Open House Red Flags
When you’re on the hunt for your next home (or your first home), you’ll probably find yourself at a few open houses. Photos do a good job at depicting a house in the most eye-catching and marketable way, so open houses are the chance to see the home in “real life.” It gives you a chance to walk the property and picture your family eating in the kitchen.

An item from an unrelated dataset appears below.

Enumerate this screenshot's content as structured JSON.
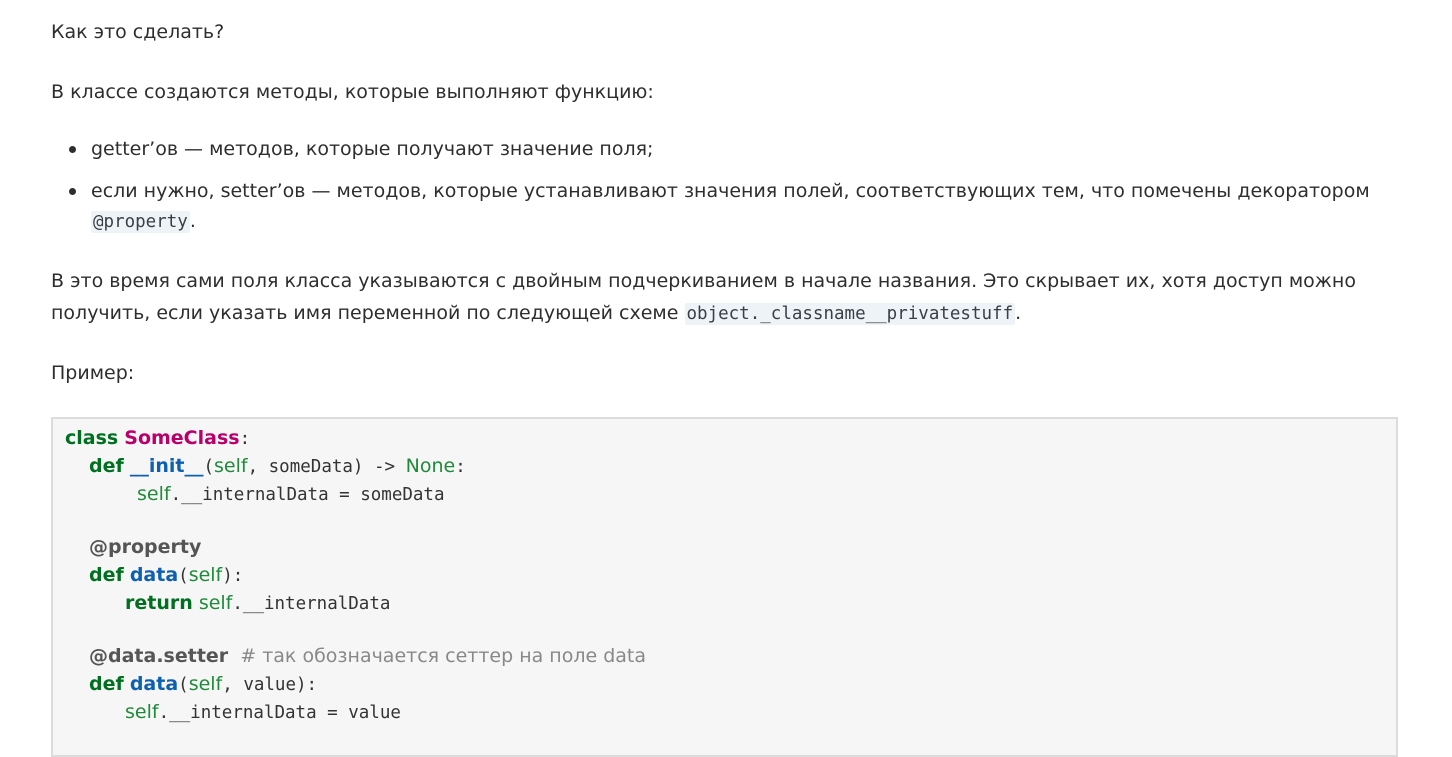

During this walk through, keep an eye out for these red flags. They may not be deal-breakers, but they’re definitely useful signs to consider and investigate. This is especially the case if you’re interested in purchasing the house.
6 Big Red Flags
Perhaps the homeowner really did just want to make the kitchen smell like cookies or play soft jazz in the background during the open house. Regardless, take note of these red flags and check back with your real estate agent or (if you’re really in love with the home) consider hiring an inspector.

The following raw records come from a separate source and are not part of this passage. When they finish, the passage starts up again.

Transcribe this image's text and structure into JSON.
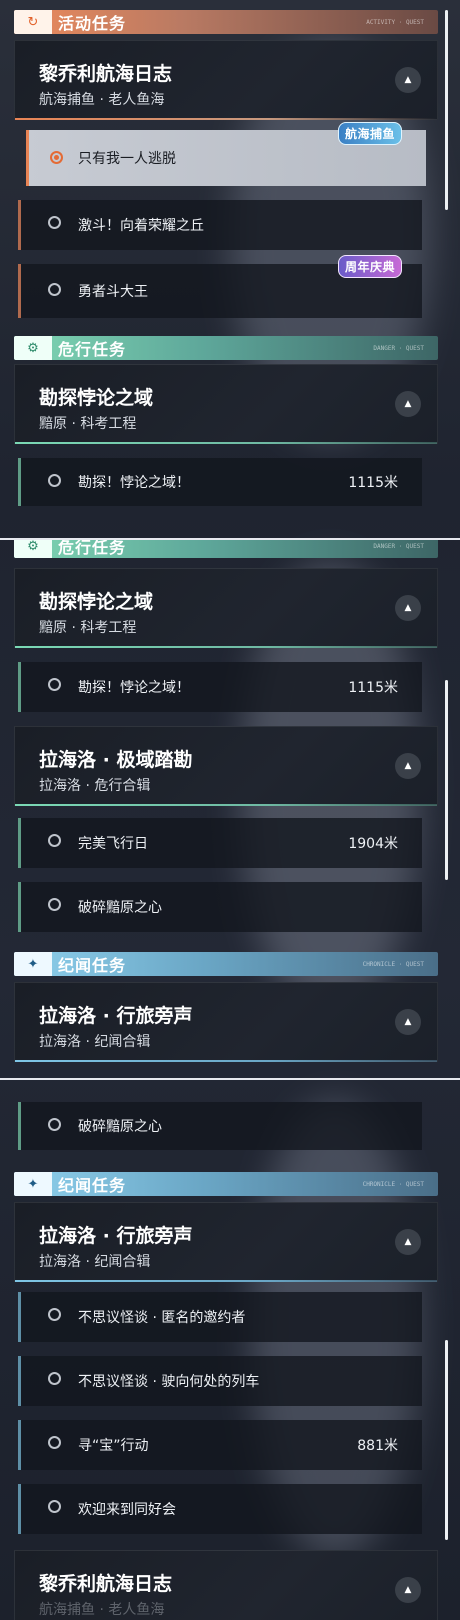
{
  "sections": {
    "activity": {
      "title": "活动任务",
      "tag": "ACTIVITY · QUEST"
    },
    "danger": {
      "title": "危行任务",
      "tag": "DANGER · QUEST"
    },
    "chronicle": {
      "title": "纪闻任务",
      "tag": "CHRONICLE · QUEST"
    }
  },
  "cards": {
    "voyage_log": {
      "title": "黎乔利航海日志",
      "subtitle": "航海捕鱼 · 老人鱼海"
    },
    "paradox_domain": {
      "title": "勘探悖论之域",
      "subtitle": "黯原 · 科考工程"
    },
    "lahailuo_polar": {
      "title": "拉海洛 · 极域踏勘",
      "subtitle": "拉海洛 · 危行合辑"
    },
    "lahailuo_travel": {
      "title": "拉海洛 · 行旅旁声",
      "subtitle": "拉海洛 · 纪闻合辑"
    }
  },
  "items": {
    "escape_alone": {
      "label": "只有我一人逃脱"
    },
    "glory_hill": {
      "label": "激斗！向着荣耀之丘"
    },
    "brave_king": {
      "label": "勇者斗大王"
    },
    "explore_paradox": {
      "label": "勘探！悖论之域！",
      "distance": "1115米"
    },
    "perfect_flight": {
      "label": "完美飞行日",
      "distance": "1904米"
    },
    "broken_plain": {
      "label": "破碎黯原之心"
    },
    "anonymous_invite": {
      "label": "不思议怪谈 · 匿名的邀约者"
    },
    "train_where": {
      "label": "不思议怪谈 · 驶向何处的列车"
    },
    "seek_treasure": {
      "label": "寻“宝”行动",
      "distance": "881米"
    },
    "welcome_club": {
      "label": "欢迎来到同好会"
    }
  },
  "event_tags": {
    "fishing": "航海捕鱼",
    "anniversary": "周年庆典",
    "anniversary_num": "1"
  },
  "partial": {
    "voyage_log_sub_cut": "航海捕鱼 · 老人鱼海"
  },
  "icons": {
    "activity": "flag-icon",
    "danger": "gear-icon",
    "chronicle": "sparkle-icon",
    "collapse": "chevron-up-icon"
  }
}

Overwhelming and Competing Scents
This is probably the most well-known red flag in the open house world. There’s nothing wrong with a candle, but when they’ve got a candle lit in every room or multiple Febreeze plug-ins shoving their sweet aroma in the air…you should stop and ask yourself what the homeowners might be trying to hide.
Music can mask unwanted, outside disturbances. If the house is close to a major road or the neighbor’s dog is constantly barking, the homeowner may have turned up the volume to tune out the other sounds. (Of course, there’s not much you can do about other people’s pets, but don’t forget that when you buy a house, you also buy the neighbors.)
The Whole Neighborhood’s for Sale
Speaking of your neighbors, take a look at the surrounding houses. If there are for sale signs on a bunch of properties, ask about potential reasons for the mass exodus. Maybe it’s an HOA issue, maybe there’s a military base nearby and families are being relocated, or maybe it’s just a coincidence. Whatever the cause, it doesn’t hurt to ask.
If you walk into the open house and all the nights in the home are turned on, take a second to look around for sources of natural light. The way the home is positioned, the location of the house and windows, and the shrubbery around the property will influence the amount of natural light. A good way to assess whether there’s enough natural light for you is to ask the realtor to turn the lights off.
Freshly Painted Walls
Recent updates aren’t a bad thing, but they’re definitely worth hiring an inspector for if you’re considering purchasing the property. Freshly painted walls could simply be a change in color or they could be hiding water damage or mold.
Are the bushes eating their way into the sidewalk? Is there debris strewn across the yard and the gutters are filled with leaves? Or does the yard look taken care of, the lawn cut, and the shrubbery trimmed? The way a homeowner treats the outside of their house may be a good indication of what’s on the inside, such as routine maintenance treatments or getting larger issues fixed (like mold or water damage).